Che avrebbe detto il nonno di quello che gli stava capitando? Doveva mettersi a letto oppure gli era capitata una di quelle malattie serie che fanno “infradicire dall’interno”? “Il letto” diceva il nonno.
E Antonio così fece: con la faccia all’insù, le braccia sopra le lenzuola e parallele al busto, si distese in attesa del sonno, con un sorriso indefinibile sulle piccole labbra carnose… e che il nonno, pace all’anima sua, vegliasse su questo povero nipote disgraziato.
Il sonno, inaspettatamente, arrivò subito, profondo.
Fu la voce della madre a svegliarlo.
“Antonio!
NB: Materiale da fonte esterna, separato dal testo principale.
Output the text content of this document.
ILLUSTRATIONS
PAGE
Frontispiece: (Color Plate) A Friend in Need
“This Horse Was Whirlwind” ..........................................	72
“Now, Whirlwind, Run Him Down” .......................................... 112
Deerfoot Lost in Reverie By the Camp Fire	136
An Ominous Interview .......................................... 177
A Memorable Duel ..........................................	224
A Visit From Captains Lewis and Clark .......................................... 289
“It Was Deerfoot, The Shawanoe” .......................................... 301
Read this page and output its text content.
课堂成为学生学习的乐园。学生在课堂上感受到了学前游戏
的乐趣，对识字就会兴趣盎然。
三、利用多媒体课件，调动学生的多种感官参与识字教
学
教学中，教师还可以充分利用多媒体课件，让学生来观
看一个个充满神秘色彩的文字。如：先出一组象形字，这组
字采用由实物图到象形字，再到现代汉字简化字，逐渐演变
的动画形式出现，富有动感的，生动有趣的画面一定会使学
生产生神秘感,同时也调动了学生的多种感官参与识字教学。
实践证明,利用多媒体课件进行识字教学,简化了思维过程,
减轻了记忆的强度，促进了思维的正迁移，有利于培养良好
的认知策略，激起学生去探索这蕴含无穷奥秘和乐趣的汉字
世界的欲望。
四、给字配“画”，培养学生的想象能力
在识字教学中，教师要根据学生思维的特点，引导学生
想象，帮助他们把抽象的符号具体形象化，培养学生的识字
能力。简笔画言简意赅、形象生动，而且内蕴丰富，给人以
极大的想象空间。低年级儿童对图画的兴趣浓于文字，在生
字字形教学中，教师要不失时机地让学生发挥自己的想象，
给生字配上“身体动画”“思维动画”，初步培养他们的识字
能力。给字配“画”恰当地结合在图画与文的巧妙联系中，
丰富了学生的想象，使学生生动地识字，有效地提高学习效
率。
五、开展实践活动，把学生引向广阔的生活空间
Antonio! Svegliati, non la senti la sveglia che suona!? Sono le nove! Alzati!” le sentì dire a voce alta e petulante da dietro la porta della camera, mentre attraversava il corridoio per andare in cucina.
Solo allora avvertì la vibrazione e lo squillo ripetuto del telefonino che gli faceva da sveglia. Lo spense, ancora tutto stordito dal sonno; quanto aveva potuto dormire? Mezz’ora? Un’ora? Guardò l’orologio: erano le 8.30, aveva dormito mezz’ora circa, “Il solito vizio di mia madre di esagerare pure nel dire l’ora!” pensò, col fastidio che danno i vizi quotidiani delle persone con cui convivi da tanto tempo, e si lasciò ricadere sul cuscino. Stava quasi per riaddormentarsi quando un pensiero lo fece sollevare di colpo con gli occhi sbarrati in un’espressione di vero e proprio panico: le 8.30! la signora Angileri! Il tribunale! L’udienza! Alle nove doveva essere in tribunale ed ancora non si era neanche lavato. Doveva assolutamente alzarsi!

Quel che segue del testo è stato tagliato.